Tout le pays indien était baigné par les rayons du soleil,
Sauf la vallée profonde.
Là, le dur hiver continuait à régner sans trêve.
Tous les animaux restaient à sa merci,
A la seule exception de l'ours à la fourrure épaisse et hirsute.

Par une nuit mémorable, une tempête terrible éclata.
Elle pliait et déracinait les arbres, descellait les rochers,
Détruisait tout sur son passage.
Pourtant, au centre de la Grande Eau, sur un minuscule îlot,
Un sycomore solitaire lui résistait.
Sans paraître prêter la moindre attention à l'ouragan déchaîné,
Il se moquait de lui en fredonnant une joyeuse chanson sur les beautés de l'été.

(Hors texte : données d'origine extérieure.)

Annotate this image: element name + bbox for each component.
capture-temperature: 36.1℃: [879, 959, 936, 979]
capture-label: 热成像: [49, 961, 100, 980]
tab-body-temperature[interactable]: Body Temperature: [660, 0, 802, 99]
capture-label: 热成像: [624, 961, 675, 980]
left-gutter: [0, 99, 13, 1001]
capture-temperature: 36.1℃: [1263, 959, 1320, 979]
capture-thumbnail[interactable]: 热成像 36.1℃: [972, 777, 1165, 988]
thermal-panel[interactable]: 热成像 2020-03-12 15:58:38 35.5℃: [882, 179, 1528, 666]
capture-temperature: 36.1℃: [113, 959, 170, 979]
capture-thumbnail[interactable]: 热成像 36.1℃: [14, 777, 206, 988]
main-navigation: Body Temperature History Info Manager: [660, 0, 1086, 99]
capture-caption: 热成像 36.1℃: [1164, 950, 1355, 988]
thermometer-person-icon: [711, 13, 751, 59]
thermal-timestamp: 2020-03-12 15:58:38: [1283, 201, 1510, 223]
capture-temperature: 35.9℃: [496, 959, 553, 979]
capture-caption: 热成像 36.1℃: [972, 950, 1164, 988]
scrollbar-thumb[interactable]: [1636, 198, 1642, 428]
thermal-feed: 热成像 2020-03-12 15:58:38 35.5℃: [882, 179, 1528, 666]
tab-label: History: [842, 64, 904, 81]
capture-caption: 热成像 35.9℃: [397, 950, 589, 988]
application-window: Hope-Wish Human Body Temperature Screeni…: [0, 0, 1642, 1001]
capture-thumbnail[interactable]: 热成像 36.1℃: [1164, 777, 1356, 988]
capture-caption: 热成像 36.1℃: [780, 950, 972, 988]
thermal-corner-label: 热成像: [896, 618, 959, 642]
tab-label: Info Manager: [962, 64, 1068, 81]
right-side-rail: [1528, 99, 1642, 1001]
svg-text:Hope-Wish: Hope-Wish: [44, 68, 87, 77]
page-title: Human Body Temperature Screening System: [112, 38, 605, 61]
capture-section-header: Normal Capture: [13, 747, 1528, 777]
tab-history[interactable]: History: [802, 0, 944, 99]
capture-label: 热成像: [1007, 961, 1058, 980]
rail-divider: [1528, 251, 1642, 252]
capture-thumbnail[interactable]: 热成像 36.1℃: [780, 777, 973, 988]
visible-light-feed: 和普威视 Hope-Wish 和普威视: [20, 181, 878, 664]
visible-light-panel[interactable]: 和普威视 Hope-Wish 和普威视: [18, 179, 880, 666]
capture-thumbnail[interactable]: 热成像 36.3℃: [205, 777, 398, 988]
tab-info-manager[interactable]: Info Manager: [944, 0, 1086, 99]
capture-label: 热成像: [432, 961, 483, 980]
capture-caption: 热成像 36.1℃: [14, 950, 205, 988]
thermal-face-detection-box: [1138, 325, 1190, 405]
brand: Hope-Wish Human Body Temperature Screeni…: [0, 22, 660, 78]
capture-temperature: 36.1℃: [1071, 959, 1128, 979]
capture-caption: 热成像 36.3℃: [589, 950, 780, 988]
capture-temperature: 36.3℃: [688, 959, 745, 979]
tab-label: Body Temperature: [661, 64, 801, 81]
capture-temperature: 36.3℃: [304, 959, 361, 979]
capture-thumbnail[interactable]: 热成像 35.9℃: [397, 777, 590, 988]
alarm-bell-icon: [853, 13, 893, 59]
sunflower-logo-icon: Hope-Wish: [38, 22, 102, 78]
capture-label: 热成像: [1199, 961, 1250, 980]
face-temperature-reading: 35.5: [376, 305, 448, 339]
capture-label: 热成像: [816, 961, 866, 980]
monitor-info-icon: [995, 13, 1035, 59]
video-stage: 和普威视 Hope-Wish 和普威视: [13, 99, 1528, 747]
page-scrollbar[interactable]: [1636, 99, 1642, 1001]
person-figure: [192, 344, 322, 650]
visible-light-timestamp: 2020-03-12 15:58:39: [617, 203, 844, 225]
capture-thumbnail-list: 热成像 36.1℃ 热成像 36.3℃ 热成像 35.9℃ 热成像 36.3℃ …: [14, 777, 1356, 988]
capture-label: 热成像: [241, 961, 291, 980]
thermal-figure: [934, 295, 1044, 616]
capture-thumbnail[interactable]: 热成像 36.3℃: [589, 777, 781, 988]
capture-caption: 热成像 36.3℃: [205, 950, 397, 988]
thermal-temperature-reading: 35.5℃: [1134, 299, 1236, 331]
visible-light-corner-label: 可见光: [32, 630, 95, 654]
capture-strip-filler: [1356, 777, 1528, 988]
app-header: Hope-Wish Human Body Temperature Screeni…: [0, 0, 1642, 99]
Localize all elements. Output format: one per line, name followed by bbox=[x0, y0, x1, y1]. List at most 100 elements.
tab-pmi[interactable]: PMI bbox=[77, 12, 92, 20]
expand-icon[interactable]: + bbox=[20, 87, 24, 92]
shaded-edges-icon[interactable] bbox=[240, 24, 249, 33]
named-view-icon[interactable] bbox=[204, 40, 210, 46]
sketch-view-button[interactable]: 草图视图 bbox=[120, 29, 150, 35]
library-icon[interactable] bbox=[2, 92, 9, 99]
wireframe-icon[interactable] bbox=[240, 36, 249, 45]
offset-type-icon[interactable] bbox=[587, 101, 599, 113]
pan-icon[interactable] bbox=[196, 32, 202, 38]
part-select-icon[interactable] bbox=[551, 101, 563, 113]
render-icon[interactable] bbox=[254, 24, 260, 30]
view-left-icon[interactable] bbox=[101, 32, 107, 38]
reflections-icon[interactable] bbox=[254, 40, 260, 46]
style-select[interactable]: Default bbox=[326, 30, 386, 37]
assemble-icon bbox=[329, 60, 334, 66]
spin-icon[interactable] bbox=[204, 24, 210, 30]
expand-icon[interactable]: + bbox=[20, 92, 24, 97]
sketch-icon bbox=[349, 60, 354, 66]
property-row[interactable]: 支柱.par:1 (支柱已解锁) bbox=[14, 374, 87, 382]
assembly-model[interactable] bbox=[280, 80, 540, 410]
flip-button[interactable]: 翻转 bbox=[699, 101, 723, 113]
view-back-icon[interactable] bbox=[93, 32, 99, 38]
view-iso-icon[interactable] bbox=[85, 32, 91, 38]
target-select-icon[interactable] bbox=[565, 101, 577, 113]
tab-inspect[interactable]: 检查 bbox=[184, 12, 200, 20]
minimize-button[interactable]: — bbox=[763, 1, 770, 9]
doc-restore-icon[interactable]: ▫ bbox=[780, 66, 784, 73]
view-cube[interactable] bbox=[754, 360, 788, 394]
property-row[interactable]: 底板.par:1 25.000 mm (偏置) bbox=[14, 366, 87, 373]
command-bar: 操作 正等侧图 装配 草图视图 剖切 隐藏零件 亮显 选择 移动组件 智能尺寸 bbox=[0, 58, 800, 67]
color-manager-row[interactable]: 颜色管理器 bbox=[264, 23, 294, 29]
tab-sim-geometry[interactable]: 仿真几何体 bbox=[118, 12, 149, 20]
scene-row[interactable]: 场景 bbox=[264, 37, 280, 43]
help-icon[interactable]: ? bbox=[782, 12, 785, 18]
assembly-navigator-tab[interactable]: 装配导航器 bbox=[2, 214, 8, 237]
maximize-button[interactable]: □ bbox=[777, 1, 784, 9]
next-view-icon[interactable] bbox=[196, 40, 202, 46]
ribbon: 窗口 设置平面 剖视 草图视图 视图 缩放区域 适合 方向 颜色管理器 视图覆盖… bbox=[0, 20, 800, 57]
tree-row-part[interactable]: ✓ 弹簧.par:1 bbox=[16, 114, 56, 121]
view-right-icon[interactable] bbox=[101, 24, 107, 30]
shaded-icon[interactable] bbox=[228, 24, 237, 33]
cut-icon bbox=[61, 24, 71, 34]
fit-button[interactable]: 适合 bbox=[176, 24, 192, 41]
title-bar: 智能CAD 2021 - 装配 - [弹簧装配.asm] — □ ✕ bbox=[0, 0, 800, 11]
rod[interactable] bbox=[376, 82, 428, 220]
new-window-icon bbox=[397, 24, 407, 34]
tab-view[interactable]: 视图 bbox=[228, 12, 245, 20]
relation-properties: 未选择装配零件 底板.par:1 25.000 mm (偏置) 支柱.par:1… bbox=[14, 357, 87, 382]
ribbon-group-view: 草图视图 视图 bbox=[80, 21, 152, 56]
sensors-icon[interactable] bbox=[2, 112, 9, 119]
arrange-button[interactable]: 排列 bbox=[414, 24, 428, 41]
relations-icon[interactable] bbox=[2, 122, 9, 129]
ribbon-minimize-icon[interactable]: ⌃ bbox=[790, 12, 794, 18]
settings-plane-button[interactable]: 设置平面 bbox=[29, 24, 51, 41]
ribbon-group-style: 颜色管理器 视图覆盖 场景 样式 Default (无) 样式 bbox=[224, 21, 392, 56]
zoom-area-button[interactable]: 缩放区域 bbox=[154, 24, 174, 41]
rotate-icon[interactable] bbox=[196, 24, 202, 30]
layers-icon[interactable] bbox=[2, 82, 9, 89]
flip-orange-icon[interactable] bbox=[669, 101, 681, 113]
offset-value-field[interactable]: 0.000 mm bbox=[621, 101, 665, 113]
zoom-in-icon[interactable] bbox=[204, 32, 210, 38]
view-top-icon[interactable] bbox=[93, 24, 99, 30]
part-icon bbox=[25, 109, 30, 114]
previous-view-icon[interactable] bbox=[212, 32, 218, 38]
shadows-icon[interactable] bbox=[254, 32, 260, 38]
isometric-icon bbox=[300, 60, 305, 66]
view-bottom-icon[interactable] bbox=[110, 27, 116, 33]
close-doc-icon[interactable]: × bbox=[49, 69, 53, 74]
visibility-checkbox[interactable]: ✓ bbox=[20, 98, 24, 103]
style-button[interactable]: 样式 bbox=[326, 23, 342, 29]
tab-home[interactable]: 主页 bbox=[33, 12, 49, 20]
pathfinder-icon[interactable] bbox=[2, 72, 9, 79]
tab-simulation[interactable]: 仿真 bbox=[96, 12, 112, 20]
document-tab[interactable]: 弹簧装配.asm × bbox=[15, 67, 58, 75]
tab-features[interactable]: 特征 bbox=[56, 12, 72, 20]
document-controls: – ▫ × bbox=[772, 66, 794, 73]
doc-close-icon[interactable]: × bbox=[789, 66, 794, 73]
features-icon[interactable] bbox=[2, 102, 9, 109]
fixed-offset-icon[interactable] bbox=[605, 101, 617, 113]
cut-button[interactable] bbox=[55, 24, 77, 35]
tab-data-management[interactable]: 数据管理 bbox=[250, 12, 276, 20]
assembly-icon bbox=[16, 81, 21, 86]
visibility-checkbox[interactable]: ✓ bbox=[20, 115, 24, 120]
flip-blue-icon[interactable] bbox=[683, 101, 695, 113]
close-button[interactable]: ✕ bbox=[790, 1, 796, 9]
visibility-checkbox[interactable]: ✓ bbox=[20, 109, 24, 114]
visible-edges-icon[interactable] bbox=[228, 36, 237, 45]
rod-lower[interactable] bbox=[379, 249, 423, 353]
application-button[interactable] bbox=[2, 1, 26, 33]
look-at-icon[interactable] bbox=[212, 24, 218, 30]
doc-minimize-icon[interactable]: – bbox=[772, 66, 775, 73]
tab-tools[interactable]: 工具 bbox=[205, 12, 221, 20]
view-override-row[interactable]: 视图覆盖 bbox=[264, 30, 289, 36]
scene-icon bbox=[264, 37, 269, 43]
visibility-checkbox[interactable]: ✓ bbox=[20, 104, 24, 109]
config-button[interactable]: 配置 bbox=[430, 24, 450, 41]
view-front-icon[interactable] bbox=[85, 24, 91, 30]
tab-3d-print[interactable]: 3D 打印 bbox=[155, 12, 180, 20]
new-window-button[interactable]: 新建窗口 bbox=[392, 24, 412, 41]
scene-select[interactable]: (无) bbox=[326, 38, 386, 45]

Cette outrecuidance ne fit que renforcer la fureur de la tempête.
" Je te tuerai ", hurla-t-elle en lançant un éclair de feu,
Au cœur même du brave sycomore.

Mais voilà que - ô merveille des merveilles ! - même alors,
Le chant impertinent ne cessa pas de se faire entendre.
Le feu, qui l'avait cueilli au cœur du sycomore,
Le fit passer aux vagues du lac, qui à leur tour se le transmirent jusqu'au rivage,
Et de là, il s'élança au loin, à travers champs.

Entre temps, la tempête s'était apaisée.
L'aube allait bientôt poindre.
Alors, laissant la désolation derrière elle, elle avait pris la direction du Nord.
L'arbre ne chantait plus.
Son tronc et ses branches achevaient de se consumer,
Tandis qu'une colonne de fumée bleue montait vers le ciel.
Les animaux de la Vallée profonde remarquèrent bientôt cette fumée.
Le faucon s'éleva bien haut dans les airs, pour voir d'où elle provenait.
" Au feu ! ", cria-t-il à ceux d'en bas.


" Il y a le feu dans l'île ! "
" Comment est-il ce feu ? ", demandèrent les autres,
Qui ne voyaient que la fumée.
" Il est rouge et jaune et il chante, c'est tout ce que j'en sais ",
Répondit le faucon.

L'araignée déclara alors : " Le feu, c'est notre ami.
Si nous l'amenons ici, il nous tiendra chaud.
Voulez-vous que j'aille le chercher ? "
" Toi ? " le hibou éclatait d'un grand rire moqueur.
" Tes pattes sont si tordues qu'il te faudrait le temps d'un somme de marmotte
Pour aller et revenir.
J'irai moi-même. "
Et le hibou, déployant largement ses ailes, s'envola dans la direction de l'île.
Toutefois, rapporter le feu, cela s'avéra une tâche bien plus difficile qu'il ne l'avait cru.
Lorsqu'il voulut ramasser une braise incandescente, notre hibou se brûla les griffes
Et lâcha bien vite son butin.
Ses plumes aussi étaient un peu roussies
Et il fut tout heureux de rentrer au bercail sans plus de dégâts.
Désolé, il se posa sur une branche et dit à ses concitoyens pour s'excuser :
" Le feu ne veut rien avoir à faire avec nous !
Il n'a même pas daigné me parler et il a bien failli me tuer. "
" Moi, j'ai la peau dure, " se vanta le serpent à sonnettes.
" Je veux y aller et voir ce que je peux faire pour vous apporter le feu. "
Mais, lui aussi, revint bien vite, chassé par les cruelles morsures du feu.
" Le feu a des pouvoirs extraordinaires, " exposa-t-il aux autres,
Qui étaient déçus de le voir revenir sans rien.
" Il m'a brûlé tout le corps, me portant au rouge !
Personne n'arrivera à le faire quitter l'île. "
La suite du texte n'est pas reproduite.